The Dream é um álbum inspirado em histórias e eventos relacionados com o mundo do crime que também existe em Hollywood, mas também está muito marcado pelo modo como a banda viveu a situação pandémica que todos conhecemos e que, de acordo com Joe Newman, o fez querer ser mais responsável e adulto no modo como escreve as letras das suas canções que, continuando a ser sobre eventos fictícios, acabam por ter paralelo com algumas das suas vivências mais recentes. Vive-se , durante a sua audição, numa permanente tensão de nunca se saber que som, detalhe, nuance, efeito, ritmo ou arranjo vem no segundo seguinte e essa é, na verdade, a melhor sensação que se pode receber de um trabalho único que foi feito com vasto leque de referências. Da pop ambiental contemporânea ao art-rock clássico, passando pelo R&B, The Dream é uma epopeia onde se acumula um amplo referencial de elementos típicos desses diversos universos sonoros e que se vão entrelaçando entre si de forma particularmente romântica, cinematográfica e até, diria eu, objetivamente sensual.
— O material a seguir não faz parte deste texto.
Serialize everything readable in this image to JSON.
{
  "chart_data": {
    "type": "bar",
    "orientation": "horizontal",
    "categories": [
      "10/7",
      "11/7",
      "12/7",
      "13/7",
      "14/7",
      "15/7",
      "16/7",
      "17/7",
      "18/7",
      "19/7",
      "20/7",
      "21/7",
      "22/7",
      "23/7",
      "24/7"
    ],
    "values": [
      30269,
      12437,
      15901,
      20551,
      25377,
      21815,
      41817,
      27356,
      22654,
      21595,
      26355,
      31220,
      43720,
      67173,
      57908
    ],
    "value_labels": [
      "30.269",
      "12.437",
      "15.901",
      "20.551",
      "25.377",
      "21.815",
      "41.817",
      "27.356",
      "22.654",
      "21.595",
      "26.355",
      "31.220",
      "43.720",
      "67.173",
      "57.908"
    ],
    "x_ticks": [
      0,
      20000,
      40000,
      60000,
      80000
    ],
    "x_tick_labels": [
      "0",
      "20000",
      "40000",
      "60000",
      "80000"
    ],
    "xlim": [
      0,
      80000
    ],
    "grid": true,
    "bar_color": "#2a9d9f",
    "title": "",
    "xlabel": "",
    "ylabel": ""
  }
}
3 - Kevin Morby - This Is A Photograph

Produzido por Sam Cohene e com as participações especiais de Cassandra Jenkins, Makaya McCraven, Tim Heideker e Alia Shawkat, This Is A Photograph é um disco de memórias e de exorcização, já que é bastante inspirado numa coleção de fotografias que estavam guardadas na casa onde cresceu e que Morby começou a vasculhar na mesma noite em que o pai faleceu enquanto jantava. O alinhamento do registo mistura, com fino recorte, folk, blues, rock e country, idealizado por um artista que começou a carreira aventurando-se no rock clássico, depois deu-lhe algumas pitadas indie e agora, mais maduro e na melhor fase da carreira, navega confortavelmente nas águas agitadas que misturam tudo aquilo que é, por definição, a força da música americana mais pura e genuína.

2 - The Smile - A Light For Attracting Attention

A Light For Attracting Attention disserta com gula, cinismo, ironia, sarcasmo, têmpera, doçura e esperança, sobre a nossa cada vez mais estranha contemporaneidade. Os seus pilares sonoros estão assentes numa dimensão sonora eminentemente épica e orquestral. São composições detalhísticamente ricas em nuances, pormenores, sobreposições e encadeamentos, quase sempre guiadas por um cardápio de cordas geralmente com um timbre abrasivo e rugoso, mas também por um registo percussivo de forte travo jazzístico, ou seja, canções que exalam aquele habitual ambiente soturno que decalca um terreno auditivo muito confortável para Yorke, que sempre gostou de se debruçar sobre o lado mais inconstante e dilacerante da nossa dimensão sensível e de colocar a nu algumas das feridas e chagas que, desde tempos intemporais, perseguem a humanidade e definem a propensão natural que o homem tem, enquanto espécie, de cair insistentemente no erro e de colocar em causa o mundo que o rodeia.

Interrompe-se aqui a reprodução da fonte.